This was from an older issue of Cooking Light - and it's awesome!
1/2 cup chicken broth
1/4 cup thawed orange juice concentrate, undiluted
1/4 cup soy sauce
2 tbsp cornstarch
2 tbsp brown sugar
1 tbsp minced fresh garlic
1/2 tsp ground ginger
1/4 tsp salt
1/4 tsp crushed red pepper
1 8-oz pkg Chinese-style noodles*
1 tbsp vegetable oil
1 16-oz pkg fresh stir-fry vegetables (not frozen)
3/4 lb skinless boneless chicken breast, cut into thin strips
1 cup diagonally sliced green onions
1/4 cup chopped unsalted dry-roasted peanuts (I omitted)
Combine the first 9 ingredients in a small bowl, stir well with a whisk. Set aside.

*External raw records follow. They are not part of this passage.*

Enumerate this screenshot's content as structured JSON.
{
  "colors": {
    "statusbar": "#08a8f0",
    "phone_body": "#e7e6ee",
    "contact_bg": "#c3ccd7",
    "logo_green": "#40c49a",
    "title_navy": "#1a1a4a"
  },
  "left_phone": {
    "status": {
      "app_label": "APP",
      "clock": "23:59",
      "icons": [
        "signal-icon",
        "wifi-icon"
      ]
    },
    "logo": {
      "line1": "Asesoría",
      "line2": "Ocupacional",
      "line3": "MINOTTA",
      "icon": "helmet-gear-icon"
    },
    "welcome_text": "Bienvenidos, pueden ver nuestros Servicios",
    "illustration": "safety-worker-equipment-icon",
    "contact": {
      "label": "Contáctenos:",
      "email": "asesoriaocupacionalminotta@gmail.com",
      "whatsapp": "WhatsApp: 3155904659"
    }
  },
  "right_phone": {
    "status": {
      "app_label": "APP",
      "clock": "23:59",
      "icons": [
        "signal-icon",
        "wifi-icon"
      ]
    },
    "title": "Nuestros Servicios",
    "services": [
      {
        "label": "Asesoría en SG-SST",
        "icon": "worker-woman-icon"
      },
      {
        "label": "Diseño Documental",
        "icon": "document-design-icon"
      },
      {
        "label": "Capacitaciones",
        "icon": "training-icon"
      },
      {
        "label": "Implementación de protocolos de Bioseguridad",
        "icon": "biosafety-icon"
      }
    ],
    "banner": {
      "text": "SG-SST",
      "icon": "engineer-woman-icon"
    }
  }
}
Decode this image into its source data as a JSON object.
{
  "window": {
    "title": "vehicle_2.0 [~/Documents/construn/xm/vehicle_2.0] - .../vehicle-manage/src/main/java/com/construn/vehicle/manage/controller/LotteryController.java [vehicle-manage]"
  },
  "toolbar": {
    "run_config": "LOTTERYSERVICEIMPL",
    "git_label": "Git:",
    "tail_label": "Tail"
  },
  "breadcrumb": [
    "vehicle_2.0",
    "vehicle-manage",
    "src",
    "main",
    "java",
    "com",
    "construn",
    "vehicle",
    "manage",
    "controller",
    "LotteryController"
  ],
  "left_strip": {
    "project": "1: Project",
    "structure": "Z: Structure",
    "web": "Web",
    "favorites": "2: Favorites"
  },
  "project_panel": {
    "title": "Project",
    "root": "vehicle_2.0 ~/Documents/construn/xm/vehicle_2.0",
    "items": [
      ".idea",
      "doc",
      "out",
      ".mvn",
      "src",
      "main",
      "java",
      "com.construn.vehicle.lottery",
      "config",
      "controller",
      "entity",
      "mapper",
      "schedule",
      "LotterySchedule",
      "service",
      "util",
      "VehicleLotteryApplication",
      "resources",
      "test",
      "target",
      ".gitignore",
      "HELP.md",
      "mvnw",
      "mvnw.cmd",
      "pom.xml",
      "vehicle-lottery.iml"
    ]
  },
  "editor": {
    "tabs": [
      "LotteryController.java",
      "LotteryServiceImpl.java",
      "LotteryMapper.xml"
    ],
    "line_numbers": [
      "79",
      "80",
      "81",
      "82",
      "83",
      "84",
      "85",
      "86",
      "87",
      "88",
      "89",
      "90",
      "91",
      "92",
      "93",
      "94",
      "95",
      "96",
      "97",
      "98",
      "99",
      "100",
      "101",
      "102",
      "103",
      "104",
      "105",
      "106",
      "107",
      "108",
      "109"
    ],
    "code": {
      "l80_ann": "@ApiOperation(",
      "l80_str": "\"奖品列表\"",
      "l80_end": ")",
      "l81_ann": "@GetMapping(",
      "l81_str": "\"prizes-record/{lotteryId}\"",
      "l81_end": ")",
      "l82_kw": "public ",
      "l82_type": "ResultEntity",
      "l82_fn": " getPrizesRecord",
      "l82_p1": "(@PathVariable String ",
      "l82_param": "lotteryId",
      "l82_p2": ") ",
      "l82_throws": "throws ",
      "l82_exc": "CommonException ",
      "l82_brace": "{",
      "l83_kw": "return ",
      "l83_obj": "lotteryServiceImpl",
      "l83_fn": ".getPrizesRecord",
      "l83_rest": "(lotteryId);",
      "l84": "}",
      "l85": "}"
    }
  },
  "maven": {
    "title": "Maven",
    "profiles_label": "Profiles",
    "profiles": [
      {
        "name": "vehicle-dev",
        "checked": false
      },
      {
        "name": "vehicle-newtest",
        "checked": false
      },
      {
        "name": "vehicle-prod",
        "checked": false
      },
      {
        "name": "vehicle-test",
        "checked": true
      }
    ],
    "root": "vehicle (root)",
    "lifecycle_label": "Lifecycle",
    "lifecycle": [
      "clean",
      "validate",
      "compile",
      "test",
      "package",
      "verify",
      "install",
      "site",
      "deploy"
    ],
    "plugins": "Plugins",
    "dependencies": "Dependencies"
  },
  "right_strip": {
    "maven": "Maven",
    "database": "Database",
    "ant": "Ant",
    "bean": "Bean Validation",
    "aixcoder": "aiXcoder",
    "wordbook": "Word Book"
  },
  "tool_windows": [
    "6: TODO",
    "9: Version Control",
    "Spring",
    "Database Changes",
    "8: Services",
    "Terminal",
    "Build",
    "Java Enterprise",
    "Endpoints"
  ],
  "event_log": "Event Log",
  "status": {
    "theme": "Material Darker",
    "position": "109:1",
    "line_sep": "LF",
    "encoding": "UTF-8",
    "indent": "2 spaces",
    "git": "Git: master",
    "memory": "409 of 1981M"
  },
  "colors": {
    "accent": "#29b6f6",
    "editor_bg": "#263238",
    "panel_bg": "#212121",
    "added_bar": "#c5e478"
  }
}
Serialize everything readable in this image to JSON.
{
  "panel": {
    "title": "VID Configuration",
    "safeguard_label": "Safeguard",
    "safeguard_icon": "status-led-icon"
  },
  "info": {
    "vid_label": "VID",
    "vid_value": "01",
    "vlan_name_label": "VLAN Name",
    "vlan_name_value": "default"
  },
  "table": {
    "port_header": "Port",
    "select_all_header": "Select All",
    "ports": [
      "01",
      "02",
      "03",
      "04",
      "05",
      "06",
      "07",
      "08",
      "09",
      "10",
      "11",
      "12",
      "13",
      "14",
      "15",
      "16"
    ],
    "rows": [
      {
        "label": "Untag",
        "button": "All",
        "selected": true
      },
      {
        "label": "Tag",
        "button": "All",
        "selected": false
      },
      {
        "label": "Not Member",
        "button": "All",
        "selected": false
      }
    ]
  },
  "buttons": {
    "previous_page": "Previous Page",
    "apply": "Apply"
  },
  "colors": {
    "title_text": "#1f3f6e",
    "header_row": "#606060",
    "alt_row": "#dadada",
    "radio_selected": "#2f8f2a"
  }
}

Bring water to a boil in a large saucepan. Add noodles, cook 3 minutes. Drain and set aside.
Heat oil in a large nonstick skillet or wok over medium-high heat. Add vegetables, stir-fry 2 minutes. Add chicken and green onions, stir-fry 3 minutes or until chicken is done. Add broth mixture, cook 1 minute or until thick, stirring constantly.
Combine chicken mixture and noodles in a large bowl and toss well. Spoon onto plates and sprinkle with peanuts, if using. Serves 6.
Per serving: 345 calories, 6.9g fat, 18% calories from fat (it'll be a little lower if you omit the peanuts)
* You should be able to find flat lo-mein type noodles in your health food store, or if you have a larger supermarket, in the gourmet/Asian food section. Flat rice noodles work as well. Fettucine will work in a pinch, but decrease the amount to about 6oz.
Green Onion-Mushroom Broth makes a great accompaniment!